What was once a clear division between “front office” customer service and “back office” collaboration is rapidly dissolving.

The Enterprise Perspective

William Rubio, Chief Revenue Officer at CallTower, believes this convergence of UCaaS and CCaaS is being driven as much by employee expectations as by customer demand.

Indeed, speaking in an exclusive interview with CX Today from earlier this year, he said:

“There was always a big real focus on the customer side of the house. And I think ever since the pandemic, it’s changed, and now it’s really about what can we do to solve the business outcomes of our customers.

“What are the tools that we’re able to go ahead and give to our employees… to make it a win-win solution for both?”

Rubio added that the integration between UCaaS and CCaaS is “very critical” because contact center agents are increasingly pulling in colleagues from outside the contact center.

This concept, often referred to as swarming, has been a key selling point for Microsoft’s Dynamics-Teams integration and now finds a counterpart in RingCentral’s bundled approach.
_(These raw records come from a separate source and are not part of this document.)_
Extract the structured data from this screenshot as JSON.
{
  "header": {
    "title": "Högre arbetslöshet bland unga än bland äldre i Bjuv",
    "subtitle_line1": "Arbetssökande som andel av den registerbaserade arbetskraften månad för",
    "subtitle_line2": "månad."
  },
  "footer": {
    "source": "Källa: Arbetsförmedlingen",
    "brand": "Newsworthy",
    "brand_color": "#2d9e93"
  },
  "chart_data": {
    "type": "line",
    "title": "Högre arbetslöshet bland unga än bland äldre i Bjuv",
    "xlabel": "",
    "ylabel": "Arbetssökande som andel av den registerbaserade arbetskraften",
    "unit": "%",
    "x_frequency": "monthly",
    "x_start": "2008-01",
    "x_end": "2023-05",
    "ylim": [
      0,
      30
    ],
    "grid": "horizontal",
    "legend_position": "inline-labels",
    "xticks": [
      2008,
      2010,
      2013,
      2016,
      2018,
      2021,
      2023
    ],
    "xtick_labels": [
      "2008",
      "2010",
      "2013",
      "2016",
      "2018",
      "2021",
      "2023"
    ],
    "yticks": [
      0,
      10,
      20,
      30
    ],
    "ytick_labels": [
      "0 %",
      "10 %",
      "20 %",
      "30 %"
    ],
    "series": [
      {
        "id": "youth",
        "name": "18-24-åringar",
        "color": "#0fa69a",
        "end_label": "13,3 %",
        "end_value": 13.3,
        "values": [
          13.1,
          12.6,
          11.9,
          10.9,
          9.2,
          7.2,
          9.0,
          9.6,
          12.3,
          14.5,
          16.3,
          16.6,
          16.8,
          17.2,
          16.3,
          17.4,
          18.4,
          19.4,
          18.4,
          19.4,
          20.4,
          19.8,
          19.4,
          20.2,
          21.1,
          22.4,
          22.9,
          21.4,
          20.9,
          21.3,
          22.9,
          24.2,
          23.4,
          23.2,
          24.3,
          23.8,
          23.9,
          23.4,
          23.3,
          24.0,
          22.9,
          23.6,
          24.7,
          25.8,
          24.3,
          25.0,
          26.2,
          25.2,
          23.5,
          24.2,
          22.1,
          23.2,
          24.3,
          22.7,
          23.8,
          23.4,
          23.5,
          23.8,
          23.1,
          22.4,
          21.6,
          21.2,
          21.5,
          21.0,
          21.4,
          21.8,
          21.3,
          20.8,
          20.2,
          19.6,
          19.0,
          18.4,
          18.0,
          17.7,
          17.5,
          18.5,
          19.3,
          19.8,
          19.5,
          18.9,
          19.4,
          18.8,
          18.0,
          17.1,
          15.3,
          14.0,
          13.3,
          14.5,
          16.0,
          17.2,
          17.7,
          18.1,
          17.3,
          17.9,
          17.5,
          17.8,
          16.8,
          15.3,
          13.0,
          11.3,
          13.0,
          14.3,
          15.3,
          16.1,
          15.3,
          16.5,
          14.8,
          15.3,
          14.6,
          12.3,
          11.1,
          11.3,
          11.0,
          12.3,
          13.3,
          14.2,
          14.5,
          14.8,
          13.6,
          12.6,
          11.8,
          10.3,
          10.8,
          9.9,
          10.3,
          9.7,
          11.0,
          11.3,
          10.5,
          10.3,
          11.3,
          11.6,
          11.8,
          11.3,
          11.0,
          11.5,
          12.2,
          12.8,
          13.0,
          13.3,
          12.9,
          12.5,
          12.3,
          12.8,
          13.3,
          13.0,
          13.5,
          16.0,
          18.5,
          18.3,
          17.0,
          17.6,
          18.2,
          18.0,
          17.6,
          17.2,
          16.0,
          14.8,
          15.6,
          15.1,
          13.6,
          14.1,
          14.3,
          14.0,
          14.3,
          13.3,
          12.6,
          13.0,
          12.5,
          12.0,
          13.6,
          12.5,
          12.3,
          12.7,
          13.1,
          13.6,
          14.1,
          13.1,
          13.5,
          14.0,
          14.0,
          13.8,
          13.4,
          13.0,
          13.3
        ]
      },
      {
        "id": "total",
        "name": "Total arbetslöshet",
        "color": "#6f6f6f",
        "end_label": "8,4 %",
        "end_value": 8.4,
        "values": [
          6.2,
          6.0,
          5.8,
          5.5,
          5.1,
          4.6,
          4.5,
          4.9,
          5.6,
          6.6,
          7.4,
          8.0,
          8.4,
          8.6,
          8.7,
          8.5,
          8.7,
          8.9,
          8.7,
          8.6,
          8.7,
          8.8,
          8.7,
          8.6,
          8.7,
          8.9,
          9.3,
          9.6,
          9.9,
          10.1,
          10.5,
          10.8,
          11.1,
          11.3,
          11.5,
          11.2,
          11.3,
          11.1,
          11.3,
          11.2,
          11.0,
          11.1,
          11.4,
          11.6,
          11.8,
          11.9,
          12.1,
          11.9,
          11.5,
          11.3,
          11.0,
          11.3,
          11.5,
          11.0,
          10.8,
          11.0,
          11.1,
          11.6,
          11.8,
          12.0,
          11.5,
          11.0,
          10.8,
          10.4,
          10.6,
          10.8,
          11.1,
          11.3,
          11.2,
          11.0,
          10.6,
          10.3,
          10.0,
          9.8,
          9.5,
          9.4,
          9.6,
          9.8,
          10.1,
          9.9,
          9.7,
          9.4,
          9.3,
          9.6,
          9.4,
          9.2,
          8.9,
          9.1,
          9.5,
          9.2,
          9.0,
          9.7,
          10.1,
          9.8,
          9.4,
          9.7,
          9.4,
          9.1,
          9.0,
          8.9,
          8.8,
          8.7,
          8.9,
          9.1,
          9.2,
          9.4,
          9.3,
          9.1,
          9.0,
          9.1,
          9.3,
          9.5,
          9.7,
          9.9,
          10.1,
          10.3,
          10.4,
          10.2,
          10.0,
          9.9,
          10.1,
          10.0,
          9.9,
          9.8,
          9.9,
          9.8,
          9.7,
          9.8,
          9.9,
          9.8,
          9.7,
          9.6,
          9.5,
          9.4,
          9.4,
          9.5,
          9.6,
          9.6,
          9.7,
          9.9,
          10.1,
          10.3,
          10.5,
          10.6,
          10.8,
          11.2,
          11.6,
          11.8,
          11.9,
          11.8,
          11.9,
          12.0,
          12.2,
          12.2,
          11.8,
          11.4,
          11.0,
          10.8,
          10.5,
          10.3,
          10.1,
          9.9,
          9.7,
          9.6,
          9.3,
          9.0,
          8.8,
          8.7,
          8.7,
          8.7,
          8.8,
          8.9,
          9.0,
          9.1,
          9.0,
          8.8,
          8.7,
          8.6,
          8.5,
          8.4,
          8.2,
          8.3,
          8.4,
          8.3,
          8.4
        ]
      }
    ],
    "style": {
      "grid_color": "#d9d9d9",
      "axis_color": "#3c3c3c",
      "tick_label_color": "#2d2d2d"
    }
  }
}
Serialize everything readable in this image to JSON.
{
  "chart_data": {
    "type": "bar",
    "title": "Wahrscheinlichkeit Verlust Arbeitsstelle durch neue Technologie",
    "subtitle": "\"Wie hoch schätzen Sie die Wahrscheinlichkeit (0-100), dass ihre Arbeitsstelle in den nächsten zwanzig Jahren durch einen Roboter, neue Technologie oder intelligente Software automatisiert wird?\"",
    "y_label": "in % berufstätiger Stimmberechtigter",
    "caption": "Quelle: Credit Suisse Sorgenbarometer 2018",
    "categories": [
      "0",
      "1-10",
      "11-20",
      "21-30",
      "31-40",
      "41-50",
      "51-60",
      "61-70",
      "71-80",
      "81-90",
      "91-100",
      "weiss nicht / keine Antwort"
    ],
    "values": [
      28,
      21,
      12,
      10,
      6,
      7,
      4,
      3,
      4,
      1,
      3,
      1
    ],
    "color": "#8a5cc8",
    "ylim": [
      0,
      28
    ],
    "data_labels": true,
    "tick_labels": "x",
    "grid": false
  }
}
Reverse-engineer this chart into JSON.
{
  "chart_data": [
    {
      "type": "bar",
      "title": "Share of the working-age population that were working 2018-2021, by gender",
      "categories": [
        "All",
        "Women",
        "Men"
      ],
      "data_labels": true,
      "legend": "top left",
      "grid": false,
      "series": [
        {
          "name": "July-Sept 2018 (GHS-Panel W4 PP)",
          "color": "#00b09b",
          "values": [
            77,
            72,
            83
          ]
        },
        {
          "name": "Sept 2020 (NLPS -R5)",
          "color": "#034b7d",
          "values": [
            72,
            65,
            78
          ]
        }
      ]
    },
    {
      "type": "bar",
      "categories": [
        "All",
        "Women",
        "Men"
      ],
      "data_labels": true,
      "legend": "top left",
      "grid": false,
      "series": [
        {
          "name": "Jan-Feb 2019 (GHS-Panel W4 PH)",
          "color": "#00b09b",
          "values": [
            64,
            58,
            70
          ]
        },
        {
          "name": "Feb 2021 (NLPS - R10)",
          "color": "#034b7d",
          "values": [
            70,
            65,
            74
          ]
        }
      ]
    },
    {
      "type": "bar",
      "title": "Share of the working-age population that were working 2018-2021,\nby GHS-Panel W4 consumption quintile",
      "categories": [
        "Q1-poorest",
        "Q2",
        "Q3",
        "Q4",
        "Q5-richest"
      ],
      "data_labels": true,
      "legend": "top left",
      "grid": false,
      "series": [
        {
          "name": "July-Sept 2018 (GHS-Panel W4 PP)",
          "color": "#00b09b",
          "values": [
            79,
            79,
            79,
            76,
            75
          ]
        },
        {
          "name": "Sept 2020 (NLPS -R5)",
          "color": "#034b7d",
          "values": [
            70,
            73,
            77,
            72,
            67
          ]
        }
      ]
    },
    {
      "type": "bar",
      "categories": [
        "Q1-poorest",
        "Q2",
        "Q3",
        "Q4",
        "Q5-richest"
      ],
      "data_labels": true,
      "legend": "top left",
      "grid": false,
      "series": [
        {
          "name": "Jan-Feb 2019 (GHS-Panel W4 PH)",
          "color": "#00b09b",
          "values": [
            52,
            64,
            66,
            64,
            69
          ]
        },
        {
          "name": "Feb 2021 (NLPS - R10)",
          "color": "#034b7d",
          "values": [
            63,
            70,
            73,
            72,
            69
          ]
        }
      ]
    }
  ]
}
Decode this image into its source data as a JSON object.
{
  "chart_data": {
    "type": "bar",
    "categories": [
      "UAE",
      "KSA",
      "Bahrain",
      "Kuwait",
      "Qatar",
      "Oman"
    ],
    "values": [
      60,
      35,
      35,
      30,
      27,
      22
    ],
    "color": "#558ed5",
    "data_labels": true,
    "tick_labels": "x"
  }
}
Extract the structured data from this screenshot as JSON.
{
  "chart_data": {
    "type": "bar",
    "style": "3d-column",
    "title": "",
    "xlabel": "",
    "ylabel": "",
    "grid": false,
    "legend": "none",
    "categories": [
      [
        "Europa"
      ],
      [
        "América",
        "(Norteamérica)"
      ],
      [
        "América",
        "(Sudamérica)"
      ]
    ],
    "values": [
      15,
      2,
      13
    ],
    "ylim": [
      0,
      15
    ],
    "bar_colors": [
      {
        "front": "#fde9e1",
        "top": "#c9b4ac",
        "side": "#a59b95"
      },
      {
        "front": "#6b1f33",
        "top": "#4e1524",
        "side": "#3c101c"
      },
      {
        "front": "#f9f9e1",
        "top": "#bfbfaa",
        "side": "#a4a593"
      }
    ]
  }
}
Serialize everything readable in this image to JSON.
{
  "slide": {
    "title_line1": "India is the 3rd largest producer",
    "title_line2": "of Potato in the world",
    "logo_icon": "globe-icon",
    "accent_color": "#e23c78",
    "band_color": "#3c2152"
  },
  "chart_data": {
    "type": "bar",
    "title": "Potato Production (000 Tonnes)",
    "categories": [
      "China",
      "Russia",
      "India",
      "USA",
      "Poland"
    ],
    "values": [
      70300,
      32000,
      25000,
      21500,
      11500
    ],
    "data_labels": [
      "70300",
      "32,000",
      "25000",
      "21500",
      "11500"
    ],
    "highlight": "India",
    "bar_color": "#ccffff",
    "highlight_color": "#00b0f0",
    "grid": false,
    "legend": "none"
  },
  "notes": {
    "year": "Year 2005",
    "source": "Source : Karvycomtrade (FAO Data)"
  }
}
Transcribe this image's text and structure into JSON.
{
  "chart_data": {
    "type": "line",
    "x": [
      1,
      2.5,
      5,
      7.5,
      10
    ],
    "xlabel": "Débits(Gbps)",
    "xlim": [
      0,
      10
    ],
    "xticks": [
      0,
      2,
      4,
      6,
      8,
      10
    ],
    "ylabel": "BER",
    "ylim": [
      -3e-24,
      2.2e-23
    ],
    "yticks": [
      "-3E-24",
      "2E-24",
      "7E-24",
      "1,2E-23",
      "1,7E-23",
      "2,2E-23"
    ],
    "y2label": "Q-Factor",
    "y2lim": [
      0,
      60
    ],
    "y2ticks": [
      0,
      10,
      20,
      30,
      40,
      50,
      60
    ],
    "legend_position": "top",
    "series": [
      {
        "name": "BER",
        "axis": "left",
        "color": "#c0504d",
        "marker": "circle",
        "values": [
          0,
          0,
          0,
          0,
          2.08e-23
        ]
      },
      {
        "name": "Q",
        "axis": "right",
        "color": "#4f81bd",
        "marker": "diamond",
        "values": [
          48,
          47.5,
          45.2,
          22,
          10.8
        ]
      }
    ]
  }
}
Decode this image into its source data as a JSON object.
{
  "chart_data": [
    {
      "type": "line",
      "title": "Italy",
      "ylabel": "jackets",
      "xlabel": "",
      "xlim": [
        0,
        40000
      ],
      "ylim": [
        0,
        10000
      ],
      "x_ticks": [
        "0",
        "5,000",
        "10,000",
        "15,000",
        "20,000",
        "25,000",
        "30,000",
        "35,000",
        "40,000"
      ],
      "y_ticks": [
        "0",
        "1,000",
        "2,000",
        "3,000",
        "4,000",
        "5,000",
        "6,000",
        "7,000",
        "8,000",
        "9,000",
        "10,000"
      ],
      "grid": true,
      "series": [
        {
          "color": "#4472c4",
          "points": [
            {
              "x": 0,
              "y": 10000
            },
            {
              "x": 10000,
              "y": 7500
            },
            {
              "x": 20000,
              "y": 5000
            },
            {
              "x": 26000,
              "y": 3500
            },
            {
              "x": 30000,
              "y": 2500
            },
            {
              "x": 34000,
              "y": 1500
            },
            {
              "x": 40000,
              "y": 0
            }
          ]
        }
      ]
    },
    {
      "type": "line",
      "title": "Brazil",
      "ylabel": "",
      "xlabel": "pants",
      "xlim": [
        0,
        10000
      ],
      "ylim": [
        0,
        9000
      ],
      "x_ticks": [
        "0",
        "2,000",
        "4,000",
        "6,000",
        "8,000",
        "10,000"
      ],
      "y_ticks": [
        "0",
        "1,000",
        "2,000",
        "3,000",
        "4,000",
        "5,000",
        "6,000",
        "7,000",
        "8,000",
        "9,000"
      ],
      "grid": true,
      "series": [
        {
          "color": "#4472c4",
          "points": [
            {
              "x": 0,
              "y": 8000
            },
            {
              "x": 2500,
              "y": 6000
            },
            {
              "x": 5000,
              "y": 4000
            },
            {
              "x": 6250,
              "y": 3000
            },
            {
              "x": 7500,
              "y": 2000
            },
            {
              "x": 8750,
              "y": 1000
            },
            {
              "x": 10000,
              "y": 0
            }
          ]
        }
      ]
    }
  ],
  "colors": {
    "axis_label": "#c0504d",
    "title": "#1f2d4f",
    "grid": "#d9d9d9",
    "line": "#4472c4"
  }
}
Both vendors are responding to the same enterprise need: a seamless way for employees to collaborate across roles and deliver consistent customer outcomes, regardless of channel.

A Convergence Milestone

The RingCentral CE Bundle may not represent a full contact center overhaul, and in many ways, that’s precisely the point.

Many businesses don’t need the complexity of enterprise-grade CCaaS, but they do need to ensure customer conversations aren’t missed.

In that sense, RingCentral’s latest release serves a growing middle ground: organizations looking for customer engagement capabilities embedded directly within their everyday communications environment.

When taken alongside Microsoft’s moves and the broader market sentiment echoed by CallTower’s Rubio, it appears that the long-discussed convergence of UCaaS and CCaaS is no longer just a theory; it’s happening, and it’s reshaping how enterprises design their customer and employee experience strategies.